China suspende la cooperación con EEUU en materia judicial y de cambio climático mientras intensifica sus maniobras en Taiwan

Taiwan ha calificado las maniobras bélicas chinas como «altamente provocadoras» Leer

China suspende la cooperación con EEUU en materia judicial y de cambio climático mientras intensifica sus maniobras en Taiwan

Taiwan ha calificado las maniobras bélicas chinas como "altamente provocadoras" Leer

Asia ¿Cuáles son las tres crisis de Taiwan por las que ya se han enfrentado China y Estados Unidos?

Este viernes, por segundo día consecutivo, Taiwan ha amanecido bloqueada por las maniobras militares del ejército chino. Simulacros de guerra por mar, tierra y aire, demarcados en seis áreas alrededor de la isla y que durarán en principio hasta el mediodía del domingo.

Algunos ejercicios se están ejecutando dentro de las aguas territoriales de Taiwan. Otros, como los lanzamientos de misiles balísticos, han llegado a sobrevolar el cielo de un estado de facto que goza de la simpatía de las democracias occidentales pero que, a la hora de la verdad, apenas cuenta con 14 países en todo el mundo que reconocen su soberanía.

Los cazas y los buques de guerra del Ejército Popular de Liberación (EPL) han madrugado hoy para cruzar la línea media que divide las aguas territoriales chinas y taiwanesas. Han sido 20 aviones militares y una decena de barcos de la marina china. Desde Taipei han calificado las maniobras como «altamente provocadoras».
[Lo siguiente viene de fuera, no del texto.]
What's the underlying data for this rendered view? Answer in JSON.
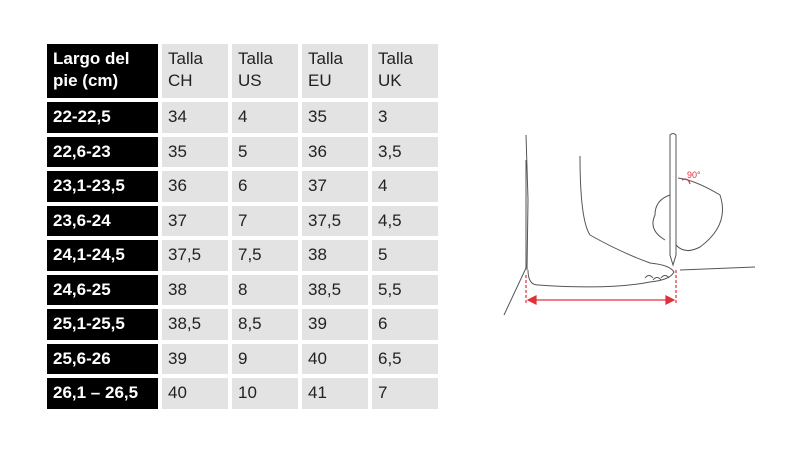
{
  "table": {
    "headers": [
      "Largo del pie (cm)",
      "Talla CH",
      "Talla US",
      "Talla EU",
      "Talla UK"
    ],
    "header_lines": [
      [
        "Largo del",
        "pie (cm)"
      ],
      [
        "Talla",
        "CH"
      ],
      [
        "Talla",
        "US"
      ],
      [
        "Talla",
        "EU"
      ],
      [
        "Talla",
        "UK"
      ]
    ],
    "rows": [
      [
        "22-22,5",
        "34",
        "4",
        "35",
        "3"
      ],
      [
        "22,6-23",
        "35",
        "5",
        "36",
        "3,5"
      ],
      [
        "23,1-23,5",
        "36",
        "6",
        "37",
        "4"
      ],
      [
        "23,6-24",
        "37",
        "7",
        "37,5",
        "4,5"
      ],
      [
        "24,1-24,5",
        "37,5",
        "7,5",
        "38",
        "5"
      ],
      [
        "24,6-25",
        "38",
        "8",
        "38,5",
        "5,5"
      ],
      [
        "25,1-25,5",
        "38,5",
        "8,5",
        "39",
        "6"
      ],
      [
        "25,6-26",
        "39",
        "9",
        "40",
        "6,5"
      ],
      [
        "26,1 – 26,5",
        "40",
        "10",
        "41",
        "7"
      ]
    ]
  },
  "illustration": {
    "angle_label": "90°",
    "accent": "#e0303a"
  }
}
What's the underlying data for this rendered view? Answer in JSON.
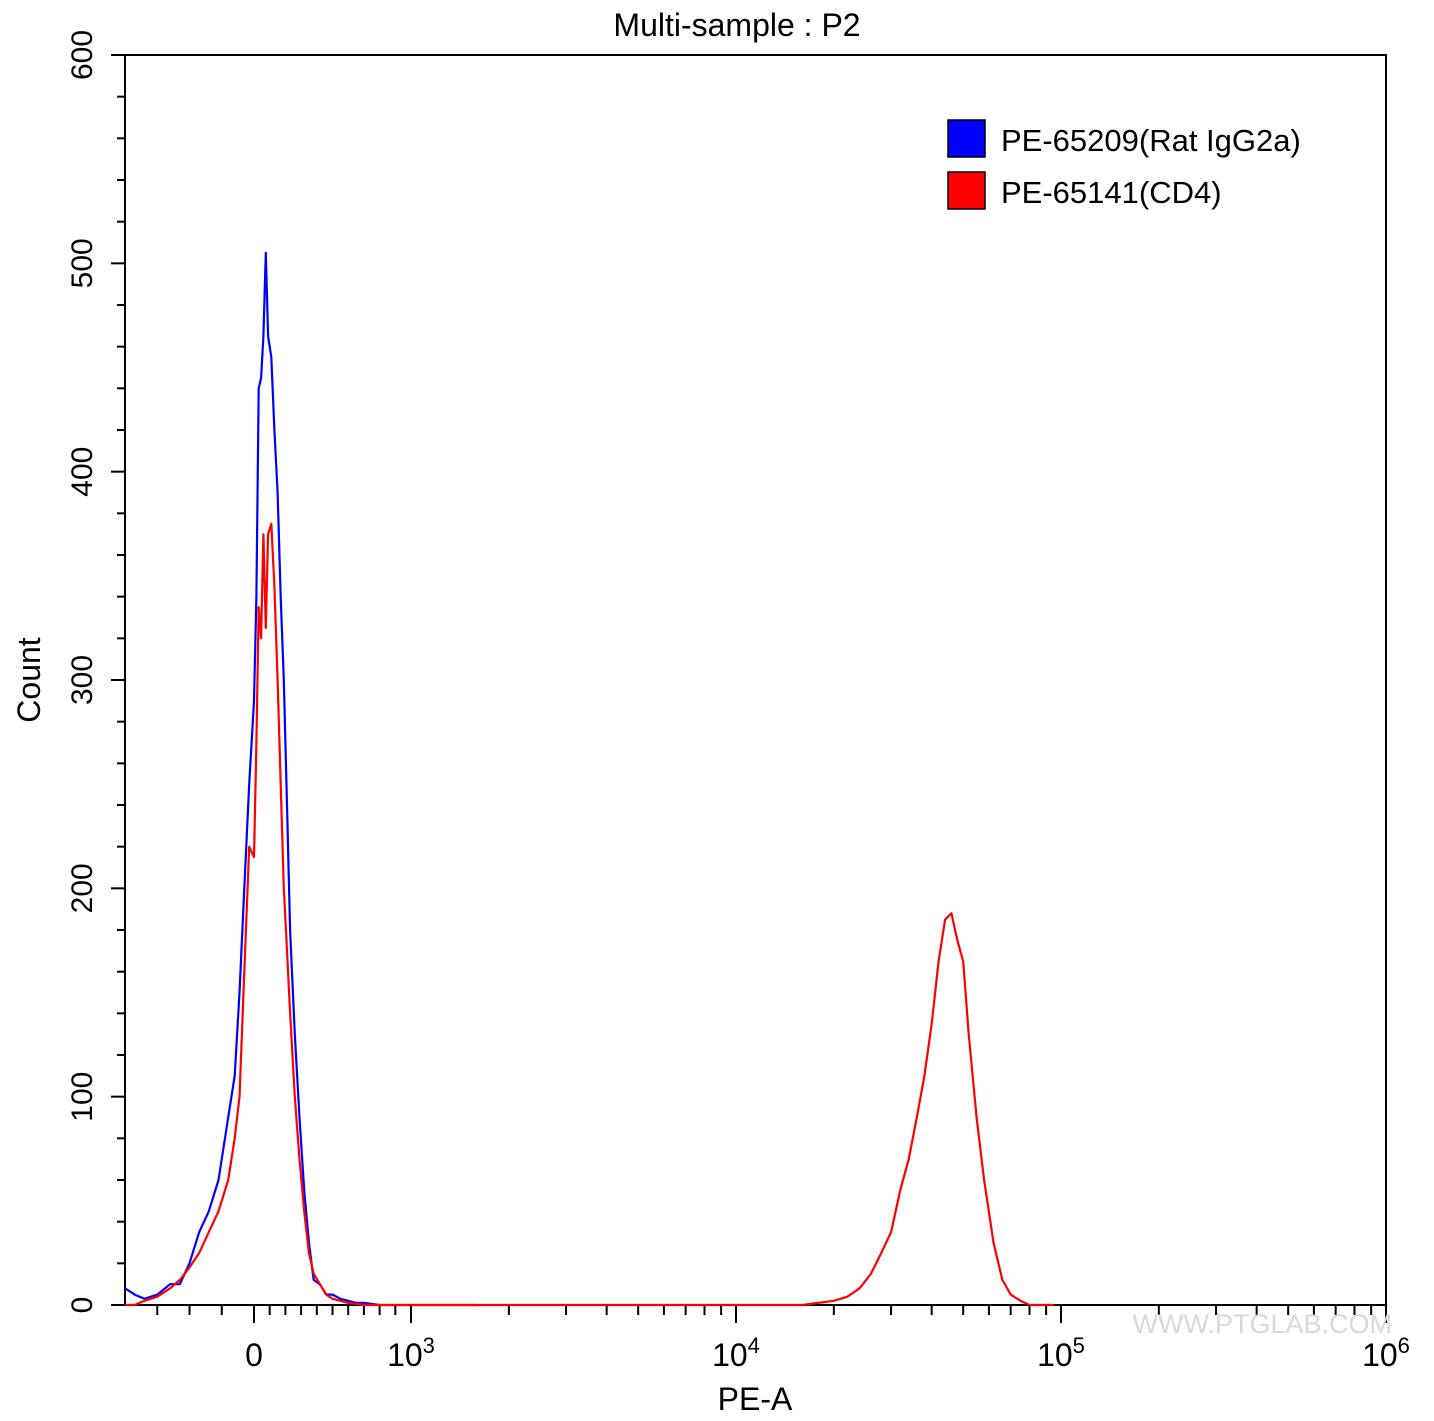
{
  "chart_data": {
    "type": "line",
    "title": "Multi-sample : P2",
    "xlabel": "PE-A",
    "ylabel": "Count",
    "x_scale": "biexponential",
    "xlim": [
      -400,
      1000000
    ],
    "ylim": [
      0,
      600
    ],
    "y_ticks": [
      0,
      100,
      200,
      300,
      400,
      500,
      600
    ],
    "x_ticks": [
      {
        "value": 0,
        "base": "0",
        "exp": ""
      },
      {
        "value": 1000,
        "base": "10",
        "exp": "3"
      },
      {
        "value": 10000,
        "base": "10",
        "exp": "4"
      },
      {
        "value": 100000,
        "base": "10",
        "exp": "5"
      },
      {
        "value": 1000000,
        "base": "10",
        "exp": "6"
      }
    ],
    "grid": false,
    "legend_position": "top-right",
    "series": [
      {
        "name": "PE-65209(Rat IgG2a)",
        "color": "#0000ff",
        "x": [
          -400,
          -370,
          -340,
          -300,
          -260,
          -230,
          -200,
          -170,
          -140,
          -110,
          -80,
          -60,
          -45,
          -30,
          -15,
          0,
          15,
          30,
          45,
          60,
          75,
          90,
          110,
          130,
          150,
          170,
          190,
          210,
          230,
          260,
          290,
          320,
          350,
          380,
          420,
          460,
          500,
          550,
          600,
          650,
          700,
          800,
          900,
          1000,
          1200,
          1600
        ],
        "y": [
          8,
          5,
          3,
          5,
          10,
          10,
          20,
          35,
          45,
          60,
          90,
          110,
          150,
          200,
          250,
          290,
          340,
          440,
          445,
          465,
          505,
          465,
          455,
          420,
          390,
          340,
          300,
          240,
          180,
          130,
          90,
          55,
          30,
          12,
          10,
          5,
          5,
          3,
          2,
          1,
          1,
          0,
          0,
          0,
          0,
          0
        ]
      },
      {
        "name": "PE-65141(CD4)",
        "color": "#ff0000",
        "x": [
          -400,
          -370,
          -340,
          -300,
          -260,
          -230,
          -200,
          -170,
          -140,
          -110,
          -80,
          -60,
          -45,
          -30,
          -15,
          0,
          15,
          30,
          45,
          60,
          75,
          90,
          110,
          130,
          150,
          170,
          190,
          210,
          230,
          260,
          290,
          320,
          350,
          380,
          420,
          460,
          500,
          550,
          600,
          700,
          800,
          1000,
          2000,
          3000,
          5000,
          8000,
          12000,
          16000,
          20000,
          22000,
          24000,
          26000,
          28000,
          30000,
          32000,
          34000,
          36000,
          38000,
          40000,
          42000,
          44000,
          46000,
          48000,
          50000,
          52000,
          55000,
          58000,
          62000,
          66000,
          70000,
          75000,
          80000,
          85000,
          90000,
          95000
        ],
        "y": [
          0,
          0,
          2,
          4,
          8,
          12,
          18,
          25,
          35,
          45,
          60,
          80,
          100,
          160,
          220,
          215,
          270,
          335,
          320,
          370,
          325,
          370,
          375,
          345,
          300,
          250,
          200,
          170,
          140,
          100,
          70,
          45,
          25,
          15,
          10,
          5,
          3,
          2,
          1,
          0,
          0,
          0,
          0,
          0,
          0,
          0,
          0,
          0,
          2,
          4,
          8,
          15,
          25,
          35,
          55,
          70,
          90,
          110,
          135,
          165,
          185,
          188,
          175,
          165,
          130,
          90,
          60,
          30,
          12,
          5,
          2,
          0,
          0,
          0,
          0
        ]
      }
    ],
    "watermark": "WWW.PTGLAB.COM"
  }
}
Las autoridades de la isla han denunciado además varios ciberataques que han tumbado algunas webs gubernamentales. Y la agencia china Xinhua ha dicho que los militares están usando drones para «tomar imágenes de cohetes que golpeaban objetivos con precisión» en el estrecho de Taiwan.

«Nuestro gobierno y nuestro ejército están monitorizando de cerca los ejercicios militares y las operaciones de guerra de información de China, listos para responder según sea necesario», ha escrito la presidenta de Taiwan, Tsai Ing-wen, en su perfil de Twiter. «Hago un llamado a la comunidad internacional para que apoye al Taiwan democrático y detenga cualquier escalada de la situación de seguridad regional», sentenciaba.

«No esperábamos que el malvado vecino de al lado mostrara su poder en nuestra puerta y pusiera en peligro arbitrariamente las vías fluviales más transitadas del mundo con sus ejercicios militares», ha declarado también el primer ministro taiwanés, Su Tseng-chang.

Golpe de fuerza en Taiwan

China desató el jueves una demostración de fuerza sin precedentes contra Taiwán. La situación en uno de los enclaves geopolíticos más importantes del mundo ha alcanzado los niveles de crispación más altos en décadas. Continúa la amenaza de la segunda potencia mundial como respuesta a la provocación de una polémica visita relámpago que pocos entienden de Nancy Pelosi , presidenta de la Cámara de Representantes de Estados Unidos, a Taipei.

En respuesta, este viernes, el Ministerio de Exteriores chino ha anunciado sanciones contra Pelosi y sus familiares directos por «hacer caso omiso de la preocupación y firme oposición» de China a su viaje a Taiwan por «socavar la soberanía e integridad territorial» de Pekín.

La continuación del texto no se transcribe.